L'Unaf a été reçue en audition le 4 décembre 2024, par le sénateur Olivier Henno (UC, Nord) et la sénatrice Émilienne Poumirol (SER, Haute-Garonne), rapporteurs de la mission d’information relative au contrôle des crèches. La sénatrice Raymonde Poncet-Monge (Ecologiste, Rhône) était également présente à l’audition. L’Unaf est intervenue sur trois points : les attentes des parents et des familles concernant les crèches ; la qualité de l’accueil en crèches et les contrôles dans les EAJE. L’audition s’est poursuivie par un jeu de questions-réponses. Retrouvez les positions de l'Unaf en ligne.

Véronique Desmaizières, Administratrice de l’Unaf, et Patricia Humann, Coordonnatrice en charge de la petite enfance ont été reçues en audition le 4 décembre 2024, par le sénateur Olivier Henno (UC, Nord) et la sénatrice Émilienne Poumirol (SER, Haute-Garonne), rapporteurs de la mission d’information relative au contrôle des crèches. La sénatrice Raymonde Poncet-Monge (Ecologiste, Rhône) était également présente à l’audition. Claire Ménard, Chargée des relations parlementaires les accompagnait.

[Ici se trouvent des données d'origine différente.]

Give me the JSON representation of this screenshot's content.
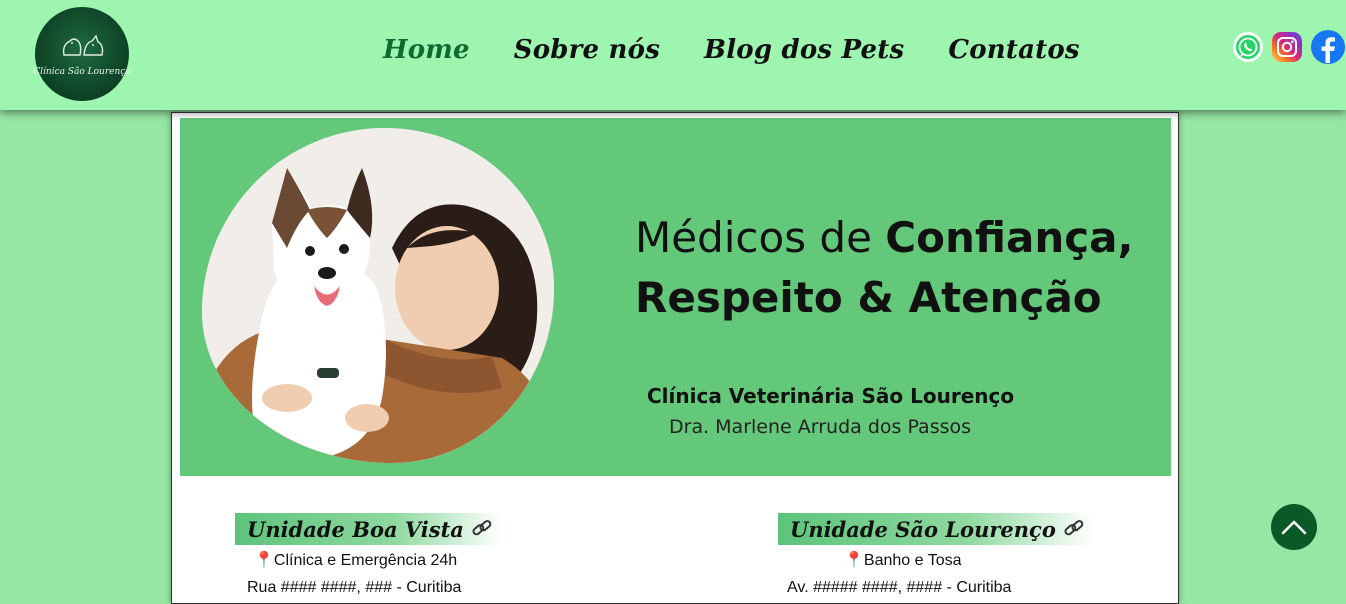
{
  "header": {
    "logo_text": "Clínica São Lourenço",
    "nav": [
      {
        "label": "Home",
        "active": true
      },
      {
        "label": "Sobre nós",
        "active": false
      },
      {
        "label": "Blog dos Pets",
        "active": false
      },
      {
        "label": "Contatos",
        "active": false
      }
    ],
    "social": [
      "whatsapp-icon",
      "instagram-icon",
      "facebook-icon"
    ]
  },
  "banner": {
    "line1_light": "Médicos de",
    "line1_bold": "Confiança,",
    "line2": "Respeito & Atenção",
    "clinic": "Clínica Veterinária São Lourenço",
    "doctor": "Dra. Marlene Arruda dos Passos"
  },
  "units": [
    {
      "title": "Unidade Boa Vista",
      "service": "Clínica e Emergência 24h",
      "address": "Rua #### ####, ### - Curitiba"
    },
    {
      "title": "Unidade São Lourenço",
      "service": "Banho e Tosa",
      "address": "Av. ##### ####, #### - Curitiba"
    }
  ],
  "colors": {
    "header_bg": "#9ef5b0",
    "page_bg": "#98e6a4",
    "banner_bg": "#64c87b",
    "active_nav": "#0d6b2f",
    "scroll_button": "#0a5a28"
  }
}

Pour la présentation liminaire, l’Unaf est intervenue sur trois points :

Sur les attentes des parents et des familles, l’Unaf a mis l’accent sur une priorité essentielle : celle de trouver un mode d’accueil abordable financièrement. Elle a précisé également que les EAJE ne devaient pas être des lieux de garde des enfants mais des lieux d’accueil avec tout ce que ce terme recouvre en termes de développement de l’enfant et de qualité de l’accueil.

Sans mode d’accueil, les parents peuvent être contraints de cesser de travailler, ce qui emporte un risque de pauvreté. En effet, selon l’Insee, avec des enfants de moins de 3 ans, le risque de pauvreté est multiplié par 7,5 pour les familles où un seul des parents travaille.

Si l’accueil du jeune enfant est un moyen de prévenir le risque de pauvreté, il ne faudrait pas qu’il atteigne un coût exorbitant pour les parents, ce qu’il pourrait devenir s’il n’y avait plus que des micro-crèches Paje privées à but lucratif, comme c’est le cas en Angleterre par exemple.

Si la crèche coûte 1000 € par mois voire plus, de jeunes parents témoignent : « Cela ne vaut plus le coup de travailler pour à peine pouvoir payer la crèche ».

Les familles attendent aussi que les politiques publiques leur permettent de mieux concilier leur vie professionnelle avec leur vie familiale. L’adaptabilité des EAJE aux besoins divers des familles doit être donc encouragée ; qu’il s’agisse de flexibilité horaire ou de solutions adaptées aux réalités économiques.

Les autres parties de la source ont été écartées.